Et attention : on se berce d’illusions si l’on croit qu’on y arrivera en attirant uniquement des Français, des Belges ou des Suisses. La croissance de la francophonie provient d’Afrique. C’est là qu’il faut recruter… que ce soit avec l’immigration permanente supervisée par Québec ou avec l’immigration non permanente (travailleurs temporaires, étudiants étrangers) qui a explosé ces dernières années, en réponse à la pénurie de main-d’œuvre, en vertu de programmes contrôlés par Ottawa.

Malheureusement, Ottawa fait la vie dure aux étudiants issus de l’Afrique francophone qui se voient refuser de manière disproportionnée un visa. Il faut lever les obstacles administratifs qui les empêchent de venir étudier au Québec ou ailleurs au Canada. Il faut revoir les critères qui font en sorte que les dossiers des étudiants africains bloquent.

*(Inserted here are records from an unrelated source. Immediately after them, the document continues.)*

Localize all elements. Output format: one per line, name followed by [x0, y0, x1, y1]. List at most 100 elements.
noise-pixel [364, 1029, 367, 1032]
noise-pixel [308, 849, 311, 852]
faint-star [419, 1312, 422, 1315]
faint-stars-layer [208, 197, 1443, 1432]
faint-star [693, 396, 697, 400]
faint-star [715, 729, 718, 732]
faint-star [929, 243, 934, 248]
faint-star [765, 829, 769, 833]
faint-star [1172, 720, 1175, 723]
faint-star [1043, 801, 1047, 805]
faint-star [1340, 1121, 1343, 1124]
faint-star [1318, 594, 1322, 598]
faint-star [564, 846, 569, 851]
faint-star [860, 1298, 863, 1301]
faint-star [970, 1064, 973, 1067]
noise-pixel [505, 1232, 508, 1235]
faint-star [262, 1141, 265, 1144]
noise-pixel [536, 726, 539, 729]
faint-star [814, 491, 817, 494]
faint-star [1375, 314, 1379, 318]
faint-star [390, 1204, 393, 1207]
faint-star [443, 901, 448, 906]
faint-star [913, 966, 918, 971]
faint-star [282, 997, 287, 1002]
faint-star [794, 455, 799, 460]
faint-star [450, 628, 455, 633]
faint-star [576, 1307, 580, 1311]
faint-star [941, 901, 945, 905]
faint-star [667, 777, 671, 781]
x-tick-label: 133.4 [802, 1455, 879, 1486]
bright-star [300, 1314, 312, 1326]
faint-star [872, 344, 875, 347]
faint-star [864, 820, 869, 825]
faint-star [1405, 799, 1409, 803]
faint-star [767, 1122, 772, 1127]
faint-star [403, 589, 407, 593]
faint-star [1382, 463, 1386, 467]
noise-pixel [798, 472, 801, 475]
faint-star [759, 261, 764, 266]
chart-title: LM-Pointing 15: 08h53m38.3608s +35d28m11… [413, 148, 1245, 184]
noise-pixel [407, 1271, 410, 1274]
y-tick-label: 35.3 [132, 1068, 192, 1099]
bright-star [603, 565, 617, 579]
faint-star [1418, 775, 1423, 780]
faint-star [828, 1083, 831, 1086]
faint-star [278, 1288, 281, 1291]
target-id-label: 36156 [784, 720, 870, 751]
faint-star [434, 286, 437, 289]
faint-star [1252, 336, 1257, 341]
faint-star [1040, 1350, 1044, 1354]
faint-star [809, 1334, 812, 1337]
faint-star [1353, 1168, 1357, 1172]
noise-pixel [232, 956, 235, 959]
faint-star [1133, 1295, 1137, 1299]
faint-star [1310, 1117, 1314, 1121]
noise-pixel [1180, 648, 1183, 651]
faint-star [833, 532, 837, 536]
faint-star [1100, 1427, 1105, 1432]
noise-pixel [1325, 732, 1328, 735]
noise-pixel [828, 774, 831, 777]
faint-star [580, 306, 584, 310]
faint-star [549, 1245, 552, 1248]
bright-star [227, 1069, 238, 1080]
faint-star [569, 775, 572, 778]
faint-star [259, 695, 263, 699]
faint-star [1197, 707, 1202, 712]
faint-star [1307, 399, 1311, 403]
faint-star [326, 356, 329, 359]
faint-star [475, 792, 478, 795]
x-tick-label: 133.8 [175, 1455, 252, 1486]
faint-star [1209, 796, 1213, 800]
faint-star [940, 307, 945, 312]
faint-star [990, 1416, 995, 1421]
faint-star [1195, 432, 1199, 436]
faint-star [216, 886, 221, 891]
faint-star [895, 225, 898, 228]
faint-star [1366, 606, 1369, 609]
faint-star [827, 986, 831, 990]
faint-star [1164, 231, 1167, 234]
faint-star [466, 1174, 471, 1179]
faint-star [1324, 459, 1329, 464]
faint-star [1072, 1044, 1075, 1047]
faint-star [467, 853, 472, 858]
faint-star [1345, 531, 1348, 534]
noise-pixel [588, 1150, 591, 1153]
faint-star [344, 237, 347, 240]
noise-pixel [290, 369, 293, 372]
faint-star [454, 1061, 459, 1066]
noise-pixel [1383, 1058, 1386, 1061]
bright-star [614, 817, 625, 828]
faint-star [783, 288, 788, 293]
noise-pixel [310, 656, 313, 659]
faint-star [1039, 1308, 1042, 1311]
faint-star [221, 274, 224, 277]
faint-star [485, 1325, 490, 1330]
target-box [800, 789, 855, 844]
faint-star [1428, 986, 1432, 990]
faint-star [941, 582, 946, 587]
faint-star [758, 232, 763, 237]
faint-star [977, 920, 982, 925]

Vivement un grand ménage !

Mais en matière d’immigration francophone, Ottawa se traîne lamentablement les pieds depuis 20 ans, n’arrivant même pas à la moitié de sa cible de 4,4 % d’immigration francophone hors Québec.

Allez, un peu d’effort ! Il faut rendre le Canada plus attractif auprès des immigrants francophones. Offrir davantage de services aux francophones hors Québec, comme des garderies et des écoles. Un rattrapage urgent s’impose, car le français accuse un recul inquiétant dans toutes les autres provinces que le Québec.

La planète compte 321 millions de francophones. Ce n’est pas croyable qu’on ne puisse pas en attirer quelques-uns chez nous.